I understood. I knew what it was like to be bound.

“I’m this now,” he said. He used two fingers to point to the words on his forearm.

Die to Save

My eyes go to his other arm.

Save to Die

“What does that mean?”

Isaac looked at me closely, like he didn’t know if he should tell me.

“A part of me had to die in order to save myself.” My eyes move to his left arm.

Save to Die

He saved lives to die to himself. To keep the bad part dead he had to be constantly reminded of the frailty of life. Being a doctor was Isaac’s only salvation.

God.

“What’s the difference?” I asked him. “Between the love of your life, and your soulmate?”

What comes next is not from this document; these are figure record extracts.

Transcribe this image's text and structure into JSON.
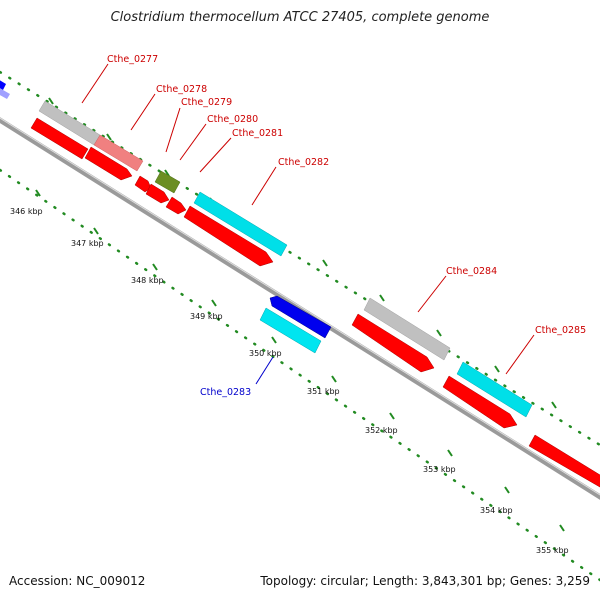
{
  "title": "Clostridium thermocellum ATCC 27405, complete genome",
  "accession_text": "Accession: NC_009012",
  "topology_text": "Topology: circular; Length: 3,843,301 bp; Genes: 3,259",
  "colors": {
    "cds_forward": "#ff0000",
    "cds_reverse": "#0000ff",
    "cog_gray": "#bdbdbd",
    "cog_cyan": "#00e5f0",
    "cog_pink": "#f08080",
    "cog_olive": "#6b8e23",
    "backbone": "#888888",
    "tick": "#228b22",
    "label_forward": "#cc0000",
    "label_reverse": "#0000cc"
  },
  "kbp_labels": [
    "346 kbp",
    "347 kbp",
    "348 kbp",
    "349 kbp",
    "350 kbp",
    "351 kbp",
    "352 kbp",
    "353 kbp",
    "354 kbp",
    "355 kbp"
  ],
  "gene_labels": [
    {
      "text": "Cthe_0277",
      "strand": "forward"
    },
    {
      "text": "Cthe_0278",
      "strand": "forward"
    },
    {
      "text": "Cthe_0279",
      "strand": "forward"
    },
    {
      "text": "Cthe_0280",
      "strand": "forward"
    },
    {
      "text": "Cthe_0281",
      "strand": "forward"
    },
    {
      "text": "Cthe_0282",
      "strand": "forward"
    },
    {
      "text": "Cthe_0283",
      "strand": "reverse"
    },
    {
      "text": "Cthe_0284",
      "strand": "forward"
    },
    {
      "text": "Cthe_0285",
      "strand": "forward"
    }
  ]
}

“One is a choice, and one is not.”

I’d never thought of love as a choice. Rather, it seemed like the un-choice. But if you stayed with someone who was self-destructing and chose to keep loving, I suppose it could be a choice.

I waited for him to go on. To explain how I fit in.

“There is a string that connects us that is not visible to the eye,” he said. “Maybe every person has more than one soul they are connected to, and all over the world there are these invisible strings.” As if to make his point, his finger traced a black ribbon that ran through my horse’s mane. “Maybe the chances that you’ll find each and every one of your soulmates is slim. But sometimes you’re lucky enough to stumble across one. And you feel a tug. And it’s not so much a choice to love them through their flaws and through your differences, but rather you love them without even trying. You love their flaws.”

He was talking about soulmate polygamy. How could you take something like that seriously?

“You’re a fool,” I breathed. “You don’t make any sense.”

I felt angry with him. I wanted to lash out and make him see how stupid he was for believing in such flimsy ideals.

“I make too much sense for you,” he said.

I shoved him. He wasn’t expecting it. The distance between us grew for just a second as his left foot took a step backward to keep his balance. Then I launched myself at him, throwing him against the painted horse at his back. Fury in fists. I pounded at his chest and slapped at his face while he stood and let me. How dare he. How dare he.

Every blow I delivered set my anger to a lower simmer. I hit him until it was gone and I was mostly spent. Then I slid down, my hands touching the metal diamonds of the carousel floor as my back rested against the hooves of the horse I’d ridden.

“You can’t fix me,” I said, looking at his knees.

“I don’t want to.”

“I’m mangled,” I said. “On the inside and the outside.”

“And yet I love you.”

He leaned down and I felt his hands on my wrists. I let him pull me up. I was wearing a black fleece that had a zipper down the length of it. Isaac reached for my neck; grabbing the top of the zipper, he pulled it down to my waist. I was so shocked I didn’t have time to react. Minutes ago he had been bare-chested, now I was. If I had ni**les they would have peaked in the frigid air. If.